Their approach: key innovations

They combine several strategies inspired by brain/neural computation to get efficient and scalable LLMs:

  1. Hybrid Linear / Hybrid Attention architectures

    • They use linear attention (which has linear complexity in sequence length) and sliding window/local attention to get good trade-offs. arXiv

    • They build two models: SpikingBrain-7B (7-billion-parameter) which is a linear model focused on long-context efficiency; and SpikingBrain-76B (hybrid-linear + Mixture-of-Experts) to balance performance and capacity. arXiv+1

  2. Conversion-based training

    • Instead of training completely from scratch, they start from pre-trained Transformer checkpoints (in this case Qwen2.5-7B) and convert or adapt them to their efficient/hybrid attention + spiking neuron architectures. arXiv

    • They gradually extend sequence length during training (from 8k, to 32k, to 128k tokens) in stages. arXiv

    • They also use techniques like MoE upcycling: take dense feed-forward networks and replicate them into sparse experts, to add capacity without proportionally increasing compute or memory. arXiv

  3. Spiking / adaptive neuron model

    • They define a “spiking” scheme that converts activations to integer spike‐counts, uses spike coding so that during inference one can use event-driven sparse operations. arXiv

    • They propose an adaptive threshold on neurons to avoid over-spiking or neurons being silent. arXiv

    • They experiment with several spike encoding schemes: binary {0,1}, ternary {−1,0,1}, bit-wise etc. The idea is to trade off expressivity vs time‐steps and sparsity. arXiv

  4. System engineering on non-NVIDIA hardware (MetaX GPUs)

    • They implement operator libraries, custom training frameworks, communication strategies, parallelism, etc., all tuned for the MetaX C550 GPU cluster. arXiv

    • They also adapt CUDA / Triton operators, parallelize across devices in various ways (data-parallelism, expert parallelism, sequence parallelism etc.). arXiv

What they achieved

Some of their results and metrics:

  • SpikingBrain-7B matches many open-source Transformer baselines in performance, while being more efficient. On standard benchmarks it recovers a large fraction of the base model’s performance. arXiv

  • For very long input lengths, SpikingBrain-7B shows big speedups in Time to First Token (TTFT). For example, at 1 million tokens, TTFT is ~26.5× faster than a comparable baseline; extrapolated to 4 million tokens, they estimate over 100× speedup. arXiv

  • They show over 69% sparsity with the spiking scheme, which helps reduce energy/use. arXiv

  • The training data used for their conversion-based continual pretraining (CPT) is only ~150B tokens, much less than the ~10T tokens used in many large scale training runs. So they manage good performance with far less data. arXiv













Significance / why it matters

  • This shows a promising path toward making large models more efficient, especially for tasks that need long context (e.g. long documents, code, logs, etc.).

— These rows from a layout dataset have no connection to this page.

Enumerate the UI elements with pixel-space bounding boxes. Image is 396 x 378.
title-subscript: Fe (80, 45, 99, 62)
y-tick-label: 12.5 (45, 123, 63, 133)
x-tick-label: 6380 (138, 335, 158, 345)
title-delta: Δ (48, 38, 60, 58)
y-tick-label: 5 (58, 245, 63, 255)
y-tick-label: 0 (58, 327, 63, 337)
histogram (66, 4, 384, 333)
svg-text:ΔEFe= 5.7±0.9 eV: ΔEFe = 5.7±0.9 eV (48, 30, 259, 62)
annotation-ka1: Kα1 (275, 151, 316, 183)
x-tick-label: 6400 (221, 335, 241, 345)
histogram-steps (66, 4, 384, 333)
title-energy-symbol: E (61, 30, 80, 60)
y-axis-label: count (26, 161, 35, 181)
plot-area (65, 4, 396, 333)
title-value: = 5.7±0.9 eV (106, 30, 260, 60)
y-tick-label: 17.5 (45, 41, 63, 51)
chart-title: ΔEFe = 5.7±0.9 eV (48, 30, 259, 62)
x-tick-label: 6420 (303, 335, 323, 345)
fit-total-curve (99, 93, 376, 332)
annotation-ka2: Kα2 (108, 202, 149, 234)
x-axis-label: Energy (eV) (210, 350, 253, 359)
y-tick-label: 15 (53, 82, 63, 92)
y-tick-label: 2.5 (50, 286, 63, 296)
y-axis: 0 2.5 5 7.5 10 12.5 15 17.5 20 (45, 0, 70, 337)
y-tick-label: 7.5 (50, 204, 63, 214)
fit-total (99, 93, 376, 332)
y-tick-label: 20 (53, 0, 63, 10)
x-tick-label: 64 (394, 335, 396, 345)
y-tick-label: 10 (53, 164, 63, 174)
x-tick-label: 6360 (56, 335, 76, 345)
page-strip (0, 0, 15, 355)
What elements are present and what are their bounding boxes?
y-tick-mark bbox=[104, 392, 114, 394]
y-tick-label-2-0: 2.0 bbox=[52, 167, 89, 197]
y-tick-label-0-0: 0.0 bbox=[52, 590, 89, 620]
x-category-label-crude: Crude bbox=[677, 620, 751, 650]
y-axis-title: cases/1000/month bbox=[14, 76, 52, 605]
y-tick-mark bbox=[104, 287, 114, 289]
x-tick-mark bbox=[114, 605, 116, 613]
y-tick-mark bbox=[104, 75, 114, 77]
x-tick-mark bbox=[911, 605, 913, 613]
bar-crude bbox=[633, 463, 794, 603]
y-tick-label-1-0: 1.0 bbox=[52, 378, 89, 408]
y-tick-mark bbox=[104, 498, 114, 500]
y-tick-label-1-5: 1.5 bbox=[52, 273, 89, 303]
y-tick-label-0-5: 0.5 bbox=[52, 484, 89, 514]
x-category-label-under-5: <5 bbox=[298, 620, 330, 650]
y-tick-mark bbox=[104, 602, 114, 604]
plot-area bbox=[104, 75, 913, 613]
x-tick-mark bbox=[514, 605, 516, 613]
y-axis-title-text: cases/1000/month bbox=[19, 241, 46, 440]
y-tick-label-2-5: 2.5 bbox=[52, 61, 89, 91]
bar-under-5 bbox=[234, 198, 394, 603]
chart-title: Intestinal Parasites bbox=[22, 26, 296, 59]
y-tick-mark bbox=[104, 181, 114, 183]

  • It points toward combining ideas from brain/neuroscience (sparsity, spiking, threshold adaptation) with pragmatic engineering and modern LLM frameworks.

  • Also, being able to do this on non-NVIDIA hardware is important for diversity of hardware, cost, supply, etc.

  • Could help reduce energy usage, carbon footprint, and compute costs of large models.

Limitations & open questions

  • Although they close much of the performance gap, there is still some drop in performance (especially in the purely linear 7B model vs full Transformer baselines). arXiv

  • The inference gains for very long sequences are large, but for “shorter” sequences or general usage, gains might be more modest.

  • The spike/event-driven benefits are more theoretical unless one has hardware that supports asynchronous or neuromorphic computation. On GPUs, many of those benefits are not fully realized; on general hardware, the event-driven nature is partially “simulated” rather than naturally exploited. arXiv

  • Dataset / domain coverage, alignment, safety, multilingual / cross-domain generalization are still to be validated.